Heade Paintings
1819 - 1904 USA, Hudson River School
Sailing by Moonlight, c.1860
Oil on canvas, 14.25 x 22.24 inches [36.2 x 56.5 cm]
Private collection Sea Landscapes
Martin Johnson Heade Sailing by moonlight signed M.J. Heade, l.l. oil on canvas 14 1/4 by 22 1/4 in. (36.2 by 56.5cm.) Painted circa 1870-75. In 1858, Martin Johnson Heade moved to New York and took a studio in the recently completed Tenth Street Studio Building. It was there that Heade met Frederic Edwin Church, heir to Thomas Cole's landscape tradition and a dramatic influence on the stylistic development of maN0 of his contemporaries working in the Tenth Street studios, including Heade. By 1860, such artists as Sanford Robinson Gifford, Worthington Whittredge, Albert Bierstadt and John F. Kensett had studios in the building and were exploring individual approaches to depicting the American landscape.

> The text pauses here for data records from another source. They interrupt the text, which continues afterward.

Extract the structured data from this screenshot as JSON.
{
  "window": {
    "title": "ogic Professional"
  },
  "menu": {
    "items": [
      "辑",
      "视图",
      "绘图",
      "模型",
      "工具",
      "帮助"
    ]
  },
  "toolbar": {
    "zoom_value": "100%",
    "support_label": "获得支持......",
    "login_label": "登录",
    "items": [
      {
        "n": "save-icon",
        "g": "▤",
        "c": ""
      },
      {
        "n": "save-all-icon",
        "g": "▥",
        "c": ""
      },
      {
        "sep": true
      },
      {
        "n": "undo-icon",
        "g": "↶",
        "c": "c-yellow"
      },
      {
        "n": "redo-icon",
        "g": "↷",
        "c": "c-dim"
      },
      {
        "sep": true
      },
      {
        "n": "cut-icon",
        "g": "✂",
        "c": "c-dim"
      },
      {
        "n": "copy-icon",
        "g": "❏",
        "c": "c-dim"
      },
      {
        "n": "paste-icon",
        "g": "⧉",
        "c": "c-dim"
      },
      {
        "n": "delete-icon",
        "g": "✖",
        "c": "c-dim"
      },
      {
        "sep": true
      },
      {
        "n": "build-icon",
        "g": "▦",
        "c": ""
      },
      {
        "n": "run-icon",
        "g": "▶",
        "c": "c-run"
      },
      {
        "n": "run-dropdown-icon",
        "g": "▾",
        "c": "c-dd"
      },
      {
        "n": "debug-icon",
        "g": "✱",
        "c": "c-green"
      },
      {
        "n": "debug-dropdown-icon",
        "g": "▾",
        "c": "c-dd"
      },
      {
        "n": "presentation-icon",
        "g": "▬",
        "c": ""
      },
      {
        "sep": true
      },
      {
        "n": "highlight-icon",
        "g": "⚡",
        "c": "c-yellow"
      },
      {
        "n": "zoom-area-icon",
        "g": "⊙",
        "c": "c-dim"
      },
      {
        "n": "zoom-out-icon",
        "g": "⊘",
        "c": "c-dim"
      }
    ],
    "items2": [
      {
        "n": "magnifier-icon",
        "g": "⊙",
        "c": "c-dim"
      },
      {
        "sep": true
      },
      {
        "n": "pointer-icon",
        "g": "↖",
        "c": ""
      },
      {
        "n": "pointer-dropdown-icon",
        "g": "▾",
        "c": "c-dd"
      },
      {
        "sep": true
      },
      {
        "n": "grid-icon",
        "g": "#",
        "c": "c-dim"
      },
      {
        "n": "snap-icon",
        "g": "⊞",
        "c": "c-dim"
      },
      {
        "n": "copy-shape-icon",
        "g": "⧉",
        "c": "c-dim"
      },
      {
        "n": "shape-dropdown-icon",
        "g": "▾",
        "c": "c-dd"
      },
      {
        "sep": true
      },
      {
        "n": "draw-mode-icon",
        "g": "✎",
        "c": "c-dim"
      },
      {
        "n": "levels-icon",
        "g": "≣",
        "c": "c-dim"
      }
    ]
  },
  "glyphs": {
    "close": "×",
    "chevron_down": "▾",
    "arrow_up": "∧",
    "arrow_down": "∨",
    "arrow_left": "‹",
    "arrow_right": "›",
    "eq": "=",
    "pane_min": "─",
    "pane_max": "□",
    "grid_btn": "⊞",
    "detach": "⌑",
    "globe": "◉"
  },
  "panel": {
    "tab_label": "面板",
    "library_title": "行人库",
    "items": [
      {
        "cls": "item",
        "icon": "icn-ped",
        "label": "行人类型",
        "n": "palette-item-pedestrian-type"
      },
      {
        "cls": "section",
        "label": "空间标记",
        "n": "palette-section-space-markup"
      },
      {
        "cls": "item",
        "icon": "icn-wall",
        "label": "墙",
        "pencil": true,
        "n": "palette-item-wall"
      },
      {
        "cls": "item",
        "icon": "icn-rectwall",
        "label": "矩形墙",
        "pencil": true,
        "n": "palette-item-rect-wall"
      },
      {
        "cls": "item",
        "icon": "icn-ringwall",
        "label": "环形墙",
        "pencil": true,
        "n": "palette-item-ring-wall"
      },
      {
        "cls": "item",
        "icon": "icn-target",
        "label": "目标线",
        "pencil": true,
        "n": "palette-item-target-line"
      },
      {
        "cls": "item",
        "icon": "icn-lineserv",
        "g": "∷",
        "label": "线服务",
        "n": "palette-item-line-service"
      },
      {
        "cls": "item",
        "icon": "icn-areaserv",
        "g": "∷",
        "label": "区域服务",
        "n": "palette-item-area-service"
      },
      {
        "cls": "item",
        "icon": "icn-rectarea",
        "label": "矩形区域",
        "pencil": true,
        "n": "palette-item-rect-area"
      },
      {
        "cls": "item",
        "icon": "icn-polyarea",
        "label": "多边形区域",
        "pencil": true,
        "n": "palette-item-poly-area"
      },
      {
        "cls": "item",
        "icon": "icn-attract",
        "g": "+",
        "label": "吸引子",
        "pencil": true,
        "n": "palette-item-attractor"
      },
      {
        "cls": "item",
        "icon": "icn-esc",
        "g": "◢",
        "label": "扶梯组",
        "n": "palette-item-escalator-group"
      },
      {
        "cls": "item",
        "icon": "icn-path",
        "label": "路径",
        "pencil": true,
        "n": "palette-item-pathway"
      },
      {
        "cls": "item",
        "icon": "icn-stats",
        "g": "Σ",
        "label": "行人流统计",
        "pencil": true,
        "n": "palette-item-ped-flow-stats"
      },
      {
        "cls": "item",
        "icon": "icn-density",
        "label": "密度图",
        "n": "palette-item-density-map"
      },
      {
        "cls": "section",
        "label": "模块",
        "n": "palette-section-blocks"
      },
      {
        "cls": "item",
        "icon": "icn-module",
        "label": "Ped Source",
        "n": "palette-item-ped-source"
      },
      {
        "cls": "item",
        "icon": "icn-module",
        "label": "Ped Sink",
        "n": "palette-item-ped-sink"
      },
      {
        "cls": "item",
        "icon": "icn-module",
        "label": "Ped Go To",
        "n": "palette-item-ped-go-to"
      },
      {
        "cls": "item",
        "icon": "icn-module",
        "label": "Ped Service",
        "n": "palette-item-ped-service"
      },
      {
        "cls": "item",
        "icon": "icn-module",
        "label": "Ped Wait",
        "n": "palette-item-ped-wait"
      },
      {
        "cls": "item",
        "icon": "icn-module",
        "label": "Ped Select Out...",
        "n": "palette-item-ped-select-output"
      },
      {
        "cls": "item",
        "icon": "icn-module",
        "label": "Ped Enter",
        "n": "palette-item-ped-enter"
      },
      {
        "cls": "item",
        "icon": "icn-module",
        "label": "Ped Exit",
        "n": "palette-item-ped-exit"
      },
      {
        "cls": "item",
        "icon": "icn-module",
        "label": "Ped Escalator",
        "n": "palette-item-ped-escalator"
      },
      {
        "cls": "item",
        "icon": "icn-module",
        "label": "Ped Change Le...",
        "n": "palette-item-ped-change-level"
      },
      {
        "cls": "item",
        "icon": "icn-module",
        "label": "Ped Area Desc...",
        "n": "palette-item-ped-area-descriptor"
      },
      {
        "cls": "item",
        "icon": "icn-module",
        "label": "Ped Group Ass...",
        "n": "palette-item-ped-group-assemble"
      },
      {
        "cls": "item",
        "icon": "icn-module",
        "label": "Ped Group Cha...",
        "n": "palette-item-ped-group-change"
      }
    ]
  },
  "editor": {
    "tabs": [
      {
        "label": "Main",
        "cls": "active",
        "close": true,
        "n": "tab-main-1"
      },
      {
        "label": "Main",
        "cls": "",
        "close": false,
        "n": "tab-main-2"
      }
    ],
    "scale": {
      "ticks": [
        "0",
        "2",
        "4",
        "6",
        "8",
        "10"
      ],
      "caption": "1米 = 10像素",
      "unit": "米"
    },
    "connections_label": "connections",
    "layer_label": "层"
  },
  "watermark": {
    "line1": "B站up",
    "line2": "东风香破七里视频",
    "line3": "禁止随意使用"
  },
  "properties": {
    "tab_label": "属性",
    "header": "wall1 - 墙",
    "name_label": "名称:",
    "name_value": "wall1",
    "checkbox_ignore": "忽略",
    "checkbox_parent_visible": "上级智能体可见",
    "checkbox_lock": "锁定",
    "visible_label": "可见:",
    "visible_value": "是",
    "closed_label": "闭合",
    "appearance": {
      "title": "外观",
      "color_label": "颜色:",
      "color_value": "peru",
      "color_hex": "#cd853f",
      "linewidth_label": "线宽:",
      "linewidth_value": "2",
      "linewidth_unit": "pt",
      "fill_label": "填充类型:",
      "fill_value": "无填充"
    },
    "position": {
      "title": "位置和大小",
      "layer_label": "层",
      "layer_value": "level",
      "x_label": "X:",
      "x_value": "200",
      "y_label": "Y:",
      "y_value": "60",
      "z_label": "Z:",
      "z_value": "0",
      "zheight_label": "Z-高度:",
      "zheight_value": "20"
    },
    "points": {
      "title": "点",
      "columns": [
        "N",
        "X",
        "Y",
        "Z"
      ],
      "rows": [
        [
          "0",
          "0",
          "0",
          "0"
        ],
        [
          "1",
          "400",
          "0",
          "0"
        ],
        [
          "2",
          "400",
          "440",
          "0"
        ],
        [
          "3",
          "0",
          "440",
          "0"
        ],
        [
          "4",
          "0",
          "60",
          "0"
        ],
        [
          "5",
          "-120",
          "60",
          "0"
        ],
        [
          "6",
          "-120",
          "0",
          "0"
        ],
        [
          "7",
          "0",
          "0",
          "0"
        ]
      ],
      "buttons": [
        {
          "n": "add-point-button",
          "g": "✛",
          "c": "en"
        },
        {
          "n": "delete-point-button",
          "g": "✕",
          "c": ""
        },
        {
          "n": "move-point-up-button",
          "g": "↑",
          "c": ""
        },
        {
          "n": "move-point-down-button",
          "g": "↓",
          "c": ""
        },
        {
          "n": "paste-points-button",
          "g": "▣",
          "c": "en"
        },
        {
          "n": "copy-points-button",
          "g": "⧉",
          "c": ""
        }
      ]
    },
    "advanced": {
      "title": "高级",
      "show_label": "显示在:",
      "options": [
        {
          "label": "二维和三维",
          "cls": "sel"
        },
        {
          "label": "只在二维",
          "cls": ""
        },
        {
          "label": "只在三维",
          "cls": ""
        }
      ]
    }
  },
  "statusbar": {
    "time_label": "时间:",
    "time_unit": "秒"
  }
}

As Theodore E. Stebbins, Jr. notes, "Both Heade and Kensett were concerned with the interplay of sea and sky and the nuances of light, but their works can rarely be confused with one another. Kensett's work is more strongly grounded in topographical specificity, and he usually depicts static scenes under the clarity of midday light; by contrast, in Heade's world the motion of clouds, boats, or waves suggests that change is imminent, and one's attention is drawn across the horizon to barely visible objects in the distance" (The Life and Works of Martin Johnson Heade: A Critical Analysis and Catalogue Raisonne, New Haven, Connecticut, 2000, p. 51). Heade's seascapes continue the luminist investigations the artist began when painting the picturesque salt marshes found in the coastal areas of New England. Like the sea, these uninterrupted and vast marshes provided an ideal backdrop for recording changing weather patterns at various times of day. In Sailing by Moonlight Heade distills his composition into two registers, placing his customary flat horizon line near the center of the work, dividing the canvas equally between water and sky. Heade painted his last marine scenes in the 1870s, moving away from the subject entirely by 1877.